Nuclear is the preferred option for many, but I am still in favour of coal for the short to medium term. Coal is something which we have plenty of, which we can rely on, which we can produce relatively cheaply and which will guarantee that when we need power it will be there. In the long term I believe it makes sense - as an island nation - to use wave power, but the technology isn't there yet. The technology isn't there because our government are too easily swayed by Environazi lobbying and waste our money on wind and solar schemes - the favoured "renewables" - which are inconsistent and unreliable as well as being unsightly and expensive.

And I know a lot of people think that the future is one where we all have our own wind turbine and solar panels to generate our energy needs, but these people are living in fantasy land. For a start it is dubious whether wind and solar would be enough for a UK home and when neither is supplying energy, what then? Take power from the national grid? That would mean having a hugely expensive national grid energy supply purely as backup for when individuals power supply fails.

Then there is the fact we are in the EU - the most regulatory obsessed political body on the planet. How long before every home, every individual, is having to apply a raft of regulations to their personal power stations - from regular government inspections to employing a "safety monitor". All the big power generators would be citing competition law and getting you closed down faster than you can say acquis communautaire.

Personal power generation is a lovely idea, but it isn't going to happen.

We need power for all sorts of things - industry, banking, hospitals, schools, airports, railways - the list is endless. The thinking that we can provide the energy needs of all these things from renewables AND then find some extra to charge our cars so we can drive another 40 miles or so is pure fantasy. We need mains charged electric cars right now like we need an outbreak of TB.


Damon said...


I disagree with a lot of what you say, but can I simply suggest that you look at this (the National Grid's realtime-ish display of power demand):

The grid has to be sized to accommodate the peaks of course, so the bits in between represent unused capacity in the grid that car-charging (or ice-cream-making or whatever) could make good/better use of.

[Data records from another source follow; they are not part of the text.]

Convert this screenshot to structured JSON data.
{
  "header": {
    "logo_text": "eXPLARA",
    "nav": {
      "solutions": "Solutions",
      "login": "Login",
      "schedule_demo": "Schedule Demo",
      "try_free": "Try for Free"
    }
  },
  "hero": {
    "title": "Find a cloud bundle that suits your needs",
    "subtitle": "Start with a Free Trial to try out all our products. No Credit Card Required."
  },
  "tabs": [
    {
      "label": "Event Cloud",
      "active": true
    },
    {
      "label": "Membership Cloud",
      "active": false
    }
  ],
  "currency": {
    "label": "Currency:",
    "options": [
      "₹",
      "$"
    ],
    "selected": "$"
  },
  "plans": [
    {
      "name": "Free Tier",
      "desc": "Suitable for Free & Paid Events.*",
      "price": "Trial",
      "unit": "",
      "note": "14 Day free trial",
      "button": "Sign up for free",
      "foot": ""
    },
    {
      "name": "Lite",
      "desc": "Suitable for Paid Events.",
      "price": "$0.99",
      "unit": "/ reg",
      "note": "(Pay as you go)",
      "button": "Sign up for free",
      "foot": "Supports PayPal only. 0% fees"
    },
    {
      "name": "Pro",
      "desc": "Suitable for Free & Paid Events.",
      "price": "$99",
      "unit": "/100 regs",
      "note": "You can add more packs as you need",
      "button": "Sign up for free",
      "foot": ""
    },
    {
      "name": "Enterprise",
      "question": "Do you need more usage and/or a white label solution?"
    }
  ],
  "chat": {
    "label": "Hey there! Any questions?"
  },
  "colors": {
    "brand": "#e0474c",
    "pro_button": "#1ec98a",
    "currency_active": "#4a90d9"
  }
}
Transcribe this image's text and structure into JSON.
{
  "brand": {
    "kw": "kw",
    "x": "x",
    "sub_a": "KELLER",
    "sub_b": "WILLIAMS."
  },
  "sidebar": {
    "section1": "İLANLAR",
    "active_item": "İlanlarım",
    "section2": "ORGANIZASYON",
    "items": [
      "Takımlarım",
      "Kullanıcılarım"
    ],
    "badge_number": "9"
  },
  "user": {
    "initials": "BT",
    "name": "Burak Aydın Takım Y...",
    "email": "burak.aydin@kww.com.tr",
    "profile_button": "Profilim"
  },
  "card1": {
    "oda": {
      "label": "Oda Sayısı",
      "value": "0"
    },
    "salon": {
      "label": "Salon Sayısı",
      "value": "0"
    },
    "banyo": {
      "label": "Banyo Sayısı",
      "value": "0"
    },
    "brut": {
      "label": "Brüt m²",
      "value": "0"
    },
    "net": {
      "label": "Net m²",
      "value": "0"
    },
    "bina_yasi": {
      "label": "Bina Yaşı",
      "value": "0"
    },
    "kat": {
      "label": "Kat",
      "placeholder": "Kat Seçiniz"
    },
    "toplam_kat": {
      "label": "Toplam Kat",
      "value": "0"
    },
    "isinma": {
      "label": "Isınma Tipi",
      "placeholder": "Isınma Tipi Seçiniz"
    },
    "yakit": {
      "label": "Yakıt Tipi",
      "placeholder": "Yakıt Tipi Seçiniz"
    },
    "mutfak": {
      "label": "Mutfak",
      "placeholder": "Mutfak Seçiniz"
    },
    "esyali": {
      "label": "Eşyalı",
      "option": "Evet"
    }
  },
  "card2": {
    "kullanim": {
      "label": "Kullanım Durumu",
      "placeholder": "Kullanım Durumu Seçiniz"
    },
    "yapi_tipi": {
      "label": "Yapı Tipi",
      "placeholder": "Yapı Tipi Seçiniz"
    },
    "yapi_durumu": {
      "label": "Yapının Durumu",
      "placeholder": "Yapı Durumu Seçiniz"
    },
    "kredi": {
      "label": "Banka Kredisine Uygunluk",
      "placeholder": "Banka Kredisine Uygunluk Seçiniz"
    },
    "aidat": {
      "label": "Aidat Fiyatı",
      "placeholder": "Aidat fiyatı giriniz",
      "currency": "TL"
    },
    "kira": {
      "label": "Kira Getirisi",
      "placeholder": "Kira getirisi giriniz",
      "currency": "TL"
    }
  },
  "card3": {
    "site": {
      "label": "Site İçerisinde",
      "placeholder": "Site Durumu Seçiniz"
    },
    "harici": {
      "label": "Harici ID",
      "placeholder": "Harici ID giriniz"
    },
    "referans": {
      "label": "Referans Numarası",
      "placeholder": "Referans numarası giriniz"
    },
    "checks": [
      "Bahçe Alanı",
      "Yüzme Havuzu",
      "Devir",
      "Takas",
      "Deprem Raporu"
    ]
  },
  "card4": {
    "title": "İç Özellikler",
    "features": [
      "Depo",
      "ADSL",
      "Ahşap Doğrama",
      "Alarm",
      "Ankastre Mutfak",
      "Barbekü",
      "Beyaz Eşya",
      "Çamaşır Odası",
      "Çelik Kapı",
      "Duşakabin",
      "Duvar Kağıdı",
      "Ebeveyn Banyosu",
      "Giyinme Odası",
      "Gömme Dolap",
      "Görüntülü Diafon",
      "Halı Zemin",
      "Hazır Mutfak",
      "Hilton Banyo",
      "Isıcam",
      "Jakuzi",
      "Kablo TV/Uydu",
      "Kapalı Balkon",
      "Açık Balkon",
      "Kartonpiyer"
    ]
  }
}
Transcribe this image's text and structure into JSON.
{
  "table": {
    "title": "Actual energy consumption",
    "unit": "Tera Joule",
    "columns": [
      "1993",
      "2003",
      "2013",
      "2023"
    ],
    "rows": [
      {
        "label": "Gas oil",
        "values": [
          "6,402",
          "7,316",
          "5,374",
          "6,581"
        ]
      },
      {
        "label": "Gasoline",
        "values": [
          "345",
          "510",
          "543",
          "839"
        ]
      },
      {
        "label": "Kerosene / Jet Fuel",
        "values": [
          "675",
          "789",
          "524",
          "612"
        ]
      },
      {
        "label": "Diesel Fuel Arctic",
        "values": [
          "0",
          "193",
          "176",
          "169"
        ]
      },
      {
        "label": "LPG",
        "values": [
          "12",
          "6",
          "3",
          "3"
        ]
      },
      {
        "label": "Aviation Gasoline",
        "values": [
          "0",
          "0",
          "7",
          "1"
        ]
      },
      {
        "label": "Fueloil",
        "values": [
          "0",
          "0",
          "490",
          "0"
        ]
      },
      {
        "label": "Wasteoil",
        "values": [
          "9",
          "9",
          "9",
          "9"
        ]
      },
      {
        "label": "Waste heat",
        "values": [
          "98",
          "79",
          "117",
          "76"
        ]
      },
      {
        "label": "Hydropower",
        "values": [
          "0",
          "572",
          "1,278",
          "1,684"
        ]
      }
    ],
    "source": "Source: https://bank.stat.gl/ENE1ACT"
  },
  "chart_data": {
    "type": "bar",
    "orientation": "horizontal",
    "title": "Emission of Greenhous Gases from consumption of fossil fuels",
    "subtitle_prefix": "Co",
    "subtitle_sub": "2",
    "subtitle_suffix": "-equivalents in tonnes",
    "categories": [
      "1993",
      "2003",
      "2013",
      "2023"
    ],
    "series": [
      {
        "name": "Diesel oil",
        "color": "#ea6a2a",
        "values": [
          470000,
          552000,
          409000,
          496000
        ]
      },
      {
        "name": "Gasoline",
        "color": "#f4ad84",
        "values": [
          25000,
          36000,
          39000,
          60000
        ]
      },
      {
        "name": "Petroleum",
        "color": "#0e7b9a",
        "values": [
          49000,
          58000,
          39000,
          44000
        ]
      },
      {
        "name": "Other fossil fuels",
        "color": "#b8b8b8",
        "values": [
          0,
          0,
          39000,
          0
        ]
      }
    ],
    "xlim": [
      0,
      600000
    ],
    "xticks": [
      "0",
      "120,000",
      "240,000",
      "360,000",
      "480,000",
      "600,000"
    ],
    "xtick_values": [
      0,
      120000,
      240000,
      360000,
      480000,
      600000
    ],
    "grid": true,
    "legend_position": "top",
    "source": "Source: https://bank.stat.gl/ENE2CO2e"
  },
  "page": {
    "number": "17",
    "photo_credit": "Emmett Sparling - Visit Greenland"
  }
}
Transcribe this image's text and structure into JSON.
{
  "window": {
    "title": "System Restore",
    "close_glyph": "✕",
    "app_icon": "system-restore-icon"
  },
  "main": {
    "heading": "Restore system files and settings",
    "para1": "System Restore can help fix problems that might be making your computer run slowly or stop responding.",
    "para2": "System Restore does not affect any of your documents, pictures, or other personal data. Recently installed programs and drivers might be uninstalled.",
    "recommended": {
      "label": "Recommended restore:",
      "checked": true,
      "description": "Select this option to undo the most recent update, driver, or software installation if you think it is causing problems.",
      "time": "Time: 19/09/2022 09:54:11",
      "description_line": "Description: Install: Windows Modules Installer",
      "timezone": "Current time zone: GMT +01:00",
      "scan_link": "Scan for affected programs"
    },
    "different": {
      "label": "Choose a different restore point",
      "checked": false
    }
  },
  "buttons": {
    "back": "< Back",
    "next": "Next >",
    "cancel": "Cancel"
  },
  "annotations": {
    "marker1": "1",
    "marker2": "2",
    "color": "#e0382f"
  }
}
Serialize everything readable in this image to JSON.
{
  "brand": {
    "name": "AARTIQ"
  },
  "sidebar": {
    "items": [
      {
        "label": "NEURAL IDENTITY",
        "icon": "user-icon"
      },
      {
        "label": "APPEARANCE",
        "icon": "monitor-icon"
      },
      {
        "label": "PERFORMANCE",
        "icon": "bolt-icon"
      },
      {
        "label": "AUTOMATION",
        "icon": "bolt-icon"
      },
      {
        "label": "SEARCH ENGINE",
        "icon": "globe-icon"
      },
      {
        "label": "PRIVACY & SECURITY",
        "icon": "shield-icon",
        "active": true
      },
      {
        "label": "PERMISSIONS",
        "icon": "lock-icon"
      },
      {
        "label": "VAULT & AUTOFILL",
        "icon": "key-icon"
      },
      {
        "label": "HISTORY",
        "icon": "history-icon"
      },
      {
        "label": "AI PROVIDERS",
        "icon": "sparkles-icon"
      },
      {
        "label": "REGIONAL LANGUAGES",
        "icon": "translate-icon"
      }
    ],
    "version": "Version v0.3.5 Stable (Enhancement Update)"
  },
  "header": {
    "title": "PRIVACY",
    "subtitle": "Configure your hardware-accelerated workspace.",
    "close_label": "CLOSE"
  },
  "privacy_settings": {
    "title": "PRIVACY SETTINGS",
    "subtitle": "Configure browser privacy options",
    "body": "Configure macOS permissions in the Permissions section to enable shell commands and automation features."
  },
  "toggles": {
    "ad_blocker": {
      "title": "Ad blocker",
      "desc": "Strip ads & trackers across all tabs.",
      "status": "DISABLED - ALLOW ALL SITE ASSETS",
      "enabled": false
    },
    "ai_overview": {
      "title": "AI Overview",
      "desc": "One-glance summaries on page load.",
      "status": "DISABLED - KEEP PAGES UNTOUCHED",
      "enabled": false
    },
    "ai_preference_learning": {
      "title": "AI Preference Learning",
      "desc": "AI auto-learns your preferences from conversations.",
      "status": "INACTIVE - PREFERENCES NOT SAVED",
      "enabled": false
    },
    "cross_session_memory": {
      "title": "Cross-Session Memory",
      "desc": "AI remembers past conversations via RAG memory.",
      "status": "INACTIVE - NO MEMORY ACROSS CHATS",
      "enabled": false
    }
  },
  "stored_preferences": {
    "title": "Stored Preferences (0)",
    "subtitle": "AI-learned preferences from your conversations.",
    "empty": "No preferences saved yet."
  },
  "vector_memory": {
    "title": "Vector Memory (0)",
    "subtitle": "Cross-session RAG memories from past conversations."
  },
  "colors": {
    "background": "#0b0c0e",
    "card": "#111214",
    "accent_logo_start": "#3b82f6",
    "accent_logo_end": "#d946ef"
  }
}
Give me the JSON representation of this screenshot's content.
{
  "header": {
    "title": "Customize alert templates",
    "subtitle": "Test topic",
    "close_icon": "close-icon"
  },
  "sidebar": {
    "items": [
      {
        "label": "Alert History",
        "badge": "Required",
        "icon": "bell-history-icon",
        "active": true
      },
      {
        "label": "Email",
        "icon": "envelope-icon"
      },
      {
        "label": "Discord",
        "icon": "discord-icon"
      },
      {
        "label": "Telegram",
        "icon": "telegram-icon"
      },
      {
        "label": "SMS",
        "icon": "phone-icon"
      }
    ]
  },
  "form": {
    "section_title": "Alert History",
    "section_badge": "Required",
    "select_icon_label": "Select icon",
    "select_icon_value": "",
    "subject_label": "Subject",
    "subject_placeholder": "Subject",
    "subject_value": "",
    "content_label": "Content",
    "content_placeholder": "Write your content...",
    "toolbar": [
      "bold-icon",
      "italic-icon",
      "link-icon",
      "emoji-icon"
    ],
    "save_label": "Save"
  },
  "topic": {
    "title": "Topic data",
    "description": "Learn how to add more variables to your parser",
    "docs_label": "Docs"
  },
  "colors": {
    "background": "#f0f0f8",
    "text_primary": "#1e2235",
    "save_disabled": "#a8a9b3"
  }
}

And then of course there's the whole baseload thing, eg Economy 7, which might be another reason *in the current environment* to encourage plug-ins to soak up the power that might otherwise have to simply be run to earth.



Stan said...

Fair point Damon, but the current capacity of the national grid is not the issue - the future capacity is. And it still doesn't help that it's going to take several hours to charge your electric car - assuming you can find somewhere to charge it if you're not at home.